Some candidates say they wouldn't attend European parliament if elected
For some smaller parties standing in the European elections in Wales the row over MPs expenses is a chance to get across their sceptical message on the EU.
These are parties who believe they might have most to gain from any voter disillusionment with the political system.
They talk of outrage and anger of the electorate but know too it could work to their advantage if the feeling is translated into disenchantment with the major parties.
UK Independence Party (UKIP) gained a dozen seats in the European elections of 2004, though none in Wales, but are now down to nine.
They are standing on a platform of withdrawal from the EU and "free trade and friendship" with European neighbours not political union.
And for the party the current controversy over MPs expenses shows how many politicians simply do not understand what voters really think.

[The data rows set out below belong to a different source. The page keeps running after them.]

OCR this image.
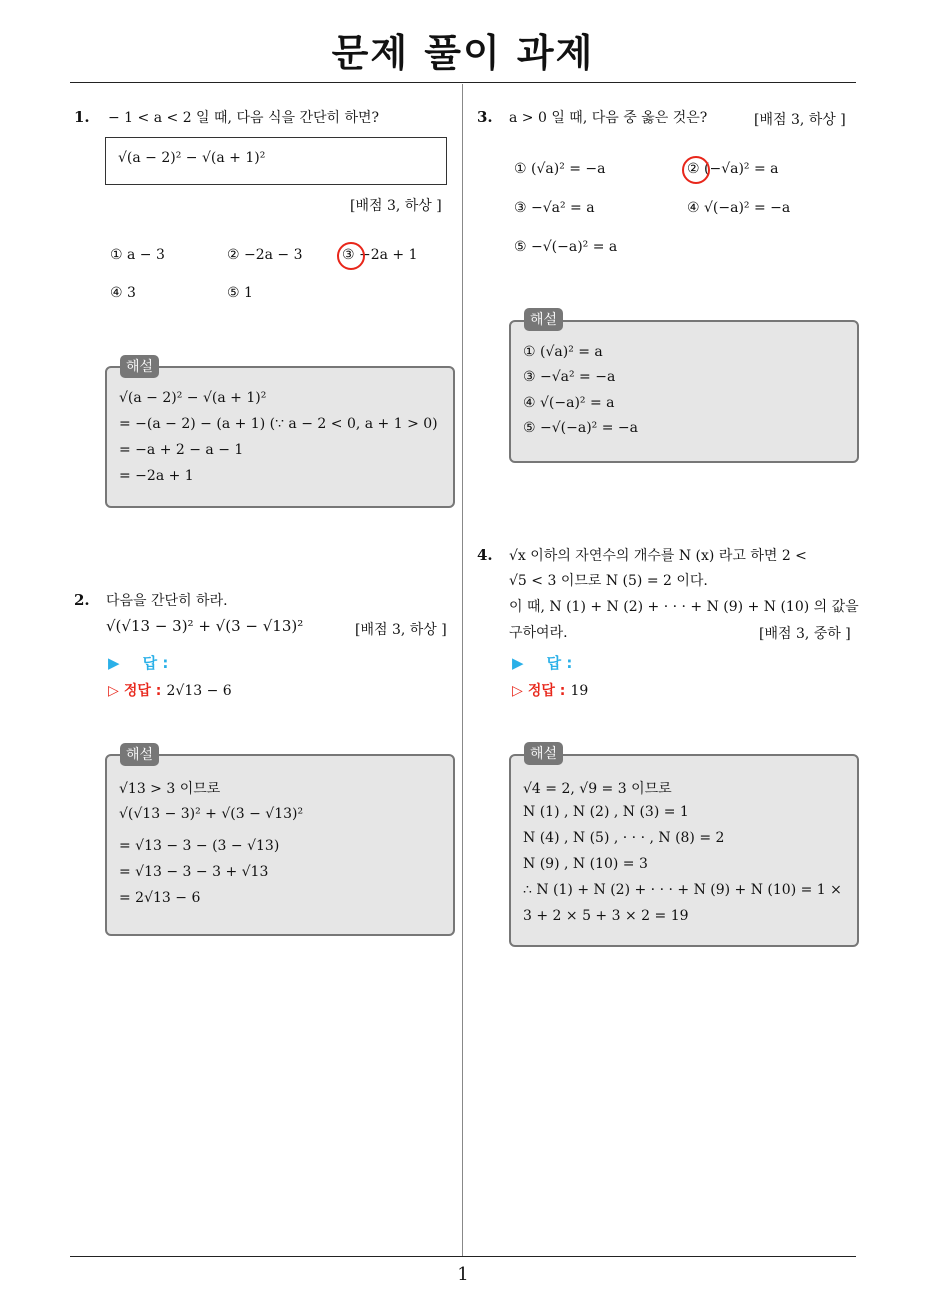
문제 풀이 과제
1. − 1 < a < 2 일 때, 다음 식을 간단히 하면?
√(a − 2)² − √(a + 1)²
[배점 3, 하상 ]
① a − 3	② −2a − 3	③ −2a + 1
④ 3	⑤ 1
√(a − 2)² − √(a + 1)²
= −(a − 2) − (a + 1) (∵ a − 2 < 0, a + 1 > 0)
= −a + 2 − a − 1
= −2a + 1
해설
2. 다음을 간단히 하라.
√(√13 − 3)² + √(3 − √13)²	[배점 3, 하상 ]
▶ 답 :
▷ 정답 : 2√13 − 6
√13 > 3 이므로
√(√13 − 3)² + √(3 − √13)²
= √13 − 3 − (3 − √13)
= √13 − 3 − 3 + √13
= 2√13 − 6
해설
3. a > 0 일 때, 다음 중 옳은 것은?	[배점 3, 하상 ]
① (√a)² = −a	② (−√a)² = a
③ −√a² = a	④ √(−a)² = −a
⑤ −√(−a)² = a
① (√a)² = a
③ −√a² = −a
④ √(−a)² = a
⑤ −√(−a)² = −a
해설
4. √x 이하의 자연수의 개수를 N (x) 라고 하면 2 <
√5 < 3 이므로 N (5) = 2 이다.
이 때, N (1) + N (2) + · · · + N (9) + N (10) 의 값을
구하여라.	[배점 3, 중하 ]
▶ 답 :
▷ 정답 : 19
√4 = 2, √9 = 3 이므로
N (1) , N (2) , N (3) = 1
N (4) , N (5) , · · · , N (8) = 2
N (9) , N (10) = 3
∴ N (1) + N (2) + · · · + N (9) + N (10) = 1 ×
3 + 2 × 5 + 3 × 2 = 19
해설
1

"They have shown themselves to be totally out of touch with the rest of us," said John Bufton, UKIP's lead candidate in Wales.
"The flipping of homes and creative accounting that has taken place needs to be fully investigated."
The revelations form part of a wider problem with politics for John Bufton with a system full of too many professional politicians.
"In Wales we have too many paid politicians... do we really need all these career politicians on huge salaries and expenses?"
The party's candidates standing with John Bufton are David Bevan at number two, number three Kevin Mahoney and David Rowlands, number four.
At the other end of the political spectrum, the left-wing No2EU Yes to Democracy group also oppose the idea of what they see as "professional politicians".
Robert Griffiths, their lead candidate in Wales, said he wouldn't even attend the "sham" parliaments in Brussels and Strasbourg if elected.
"We share public outrage," he said.
"It is a symptom of the professionalisation of politics."
Apart from Robert Griffiths, the other candidates are Robert Williams at number two, and Laura Picand and Trevor Jones at numbers three and four.
Abolishing capitalism and replacing it with a socialist system is the overriding aim for the Socialist Labour Party - and like the other groups the expenses controversy shows the corrosive effect of having "career politicians".
"The recent expenses scandal cannot fail to appal and disgust all who have followed, even in passing, the nauseating details," Ian Johnson, the Socialist Labour Party general secretary, has written.
The European elections offer a platform for another of their key aims - to pull out of the EU altogether.
In Wales, the lead candidate is Robert English, second Richard Booth, with Liz Screen at number three and Judith Sambrook number four.
The British National Party says it wants a police investigation but their lead candidate Ennys Hughes talks of a "free-born Briton" being innocent until proven guilty.
The other candidates are: Laurence Reid, Clive Bennett and Kevin Edwards.
Different parties with different aims - but all want to benefit from the crisis engulfing British politics with the expenses controversy. And that's the real fear of the major parties in these European elections.